Images of the same subject, acquired using different modalities, often exhibit correspondences. In a brain study, for example, one might see the corpus callosum outlined both in a microscopy image and in an ion image obtained through IMS. Typically, microscopy will deliver a spatially fine-grained outline of the corpus callosum without telling us much about its chemical content, while IMS will characterize that same tissue structure in a chemically very specific but spatially coarse or “pixelated” manner. Although these technologies sample the same biological structure at different spatial resolutions, the visual trace present in both modalities indicates a correspondence between the IMS and microscopy measurements for this region. Such correspondences that tie observations in one modality to observations in another modality are used in image fusion for integrative and predictive purposes. Some cross-modality correspondences (as in the example above) are straightforward, can be described by a simple model (e.g. correlation), and are abundant enough to be visually recognized across image types. Most correspondences, however, tend to be more nuanced and complex. They typically involve derivatives of the variables natively provided by a sensor, often require advanced multivariate models to be described accurately, and usually fall below the level of detection for human eyes.

The integration of IMS and microscopy is accomplished by capturing IMS-microscopy relationships in a model. As this enables prediction of observations in one modality on the basis of measurements in the other modality, the model sets the stage for a multitude of predictive fusion applications. One example is an up-sampling application, known in remote sensing as sharpening[36-38], which can predict the distribution of ion m/z 778.5 (identified as PE(P-40:4)) to a spatial resolution that exceeds the native IMS measurements by ten-fold (Fig. 2).

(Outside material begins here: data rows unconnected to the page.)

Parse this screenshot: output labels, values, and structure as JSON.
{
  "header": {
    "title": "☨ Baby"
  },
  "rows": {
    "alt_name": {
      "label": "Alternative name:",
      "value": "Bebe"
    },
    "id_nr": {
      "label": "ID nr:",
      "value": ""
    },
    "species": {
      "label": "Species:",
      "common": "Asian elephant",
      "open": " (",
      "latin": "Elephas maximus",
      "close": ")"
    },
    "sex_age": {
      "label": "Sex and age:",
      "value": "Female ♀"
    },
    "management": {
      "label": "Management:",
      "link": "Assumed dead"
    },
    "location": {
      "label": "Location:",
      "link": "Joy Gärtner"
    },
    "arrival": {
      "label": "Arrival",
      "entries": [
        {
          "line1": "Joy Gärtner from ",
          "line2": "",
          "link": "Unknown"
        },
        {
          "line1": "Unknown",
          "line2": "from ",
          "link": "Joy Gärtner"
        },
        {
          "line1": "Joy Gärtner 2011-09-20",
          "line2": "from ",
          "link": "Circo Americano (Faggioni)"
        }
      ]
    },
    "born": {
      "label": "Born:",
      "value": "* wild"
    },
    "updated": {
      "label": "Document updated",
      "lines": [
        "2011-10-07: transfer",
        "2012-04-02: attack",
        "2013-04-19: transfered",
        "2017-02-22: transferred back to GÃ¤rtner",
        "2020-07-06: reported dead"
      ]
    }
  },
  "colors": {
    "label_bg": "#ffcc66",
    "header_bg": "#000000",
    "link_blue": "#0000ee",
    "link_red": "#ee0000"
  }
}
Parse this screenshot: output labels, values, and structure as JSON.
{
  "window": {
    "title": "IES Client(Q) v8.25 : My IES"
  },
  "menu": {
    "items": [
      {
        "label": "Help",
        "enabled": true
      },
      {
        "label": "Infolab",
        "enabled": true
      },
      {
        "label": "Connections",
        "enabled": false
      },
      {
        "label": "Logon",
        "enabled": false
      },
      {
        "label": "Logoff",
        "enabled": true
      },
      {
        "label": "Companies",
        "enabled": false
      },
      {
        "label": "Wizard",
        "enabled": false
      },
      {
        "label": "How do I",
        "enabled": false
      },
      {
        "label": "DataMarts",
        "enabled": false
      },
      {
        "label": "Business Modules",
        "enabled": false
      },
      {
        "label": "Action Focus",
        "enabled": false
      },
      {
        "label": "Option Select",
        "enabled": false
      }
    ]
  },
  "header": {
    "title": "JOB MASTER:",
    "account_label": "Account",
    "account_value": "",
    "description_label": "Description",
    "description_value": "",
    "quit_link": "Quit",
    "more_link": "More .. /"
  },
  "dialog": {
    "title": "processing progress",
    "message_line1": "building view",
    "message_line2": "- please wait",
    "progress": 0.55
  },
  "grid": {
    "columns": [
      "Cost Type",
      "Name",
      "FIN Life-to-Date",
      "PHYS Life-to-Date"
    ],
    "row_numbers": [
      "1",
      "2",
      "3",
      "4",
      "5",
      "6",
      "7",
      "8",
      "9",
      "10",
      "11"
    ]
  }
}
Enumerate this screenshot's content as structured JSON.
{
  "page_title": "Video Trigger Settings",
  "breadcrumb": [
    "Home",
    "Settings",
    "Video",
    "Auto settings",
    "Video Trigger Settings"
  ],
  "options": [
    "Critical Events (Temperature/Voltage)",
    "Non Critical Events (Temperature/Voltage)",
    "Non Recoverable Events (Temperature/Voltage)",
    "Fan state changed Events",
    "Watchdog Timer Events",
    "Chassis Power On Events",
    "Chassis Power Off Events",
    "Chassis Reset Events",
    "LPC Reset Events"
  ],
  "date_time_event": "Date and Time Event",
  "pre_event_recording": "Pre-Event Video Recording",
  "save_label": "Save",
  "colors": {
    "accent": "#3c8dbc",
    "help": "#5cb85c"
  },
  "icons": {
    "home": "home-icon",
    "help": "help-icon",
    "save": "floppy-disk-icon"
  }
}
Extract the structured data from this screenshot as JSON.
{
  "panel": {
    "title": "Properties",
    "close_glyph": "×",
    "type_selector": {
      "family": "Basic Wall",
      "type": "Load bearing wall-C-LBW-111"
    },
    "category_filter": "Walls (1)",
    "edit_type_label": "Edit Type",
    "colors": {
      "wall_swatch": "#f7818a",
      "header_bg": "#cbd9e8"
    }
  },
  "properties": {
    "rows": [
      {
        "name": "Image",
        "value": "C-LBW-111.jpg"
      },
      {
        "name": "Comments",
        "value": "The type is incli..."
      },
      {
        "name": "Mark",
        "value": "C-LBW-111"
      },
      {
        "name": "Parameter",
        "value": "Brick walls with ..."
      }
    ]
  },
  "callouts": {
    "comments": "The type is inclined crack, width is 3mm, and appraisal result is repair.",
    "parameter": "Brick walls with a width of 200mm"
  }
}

The modeling challenge is approached as a massive multivariate regression task[39] involving variables derived from IMS measurements and variables derived from microscopy measurements (Supplementary Fig. 2). The goal is to link each ion intensity variable to a combination of photon-based variables by modeling the distribution of spatially paired measurements from both images using partial least squares (PLS) regression[40] (Supplementary Fig. 3). The resulting model is a set of slopes and intercepts that when combined with a microscopy measurement, outputs a prediction for the IMS variables. In the sharpening application, the model is applied to each microscopy pixel, effectively predicting ion intensities at spatial resolutions that exceed the native resolution of the IMS measurements. We demonstrate IMS-microscopy fusion for different tissue types, different target molecules, various histological staining protocols, and at different scales. In the latter case, we show application to the nanometer range, below that achievable with current MALDI IMS instrumentation.

Figure 2

Example of IMS-microscopy fusion. An ion image measured in mouse brain, describing the distribution of m/z 778.5 (identified as lipid PE(P-40:4)) at 100 μm spatial resolution (a), is integrated with an H&E-stained microscopy image measured from the same tissue sample at 10 μm resolution (b). By combining the information from both image types, the image fusion process can predict the ion distribution of m/z 778.5 at 10 μm resolution (c).

Results

IMS-microscopy fusion is demonstrated through three different applications: (i) predicting ion distributions to a spatial resolution that exceeds that of the measured ion images (sharpening); (ii) predicting ion distributions in tissue areas that were not measured by IMS (out-of-sample prediction); and (iii) discovery of biological patterns that are difficult to retrieve from the source modalities separately (enrichment). The results cover seven distinct case studies (Supplementary Table 1), each describing a multi-modal tissue imaging experiment with microscopy and MALDI IMS from the same or an adjacent tissue section.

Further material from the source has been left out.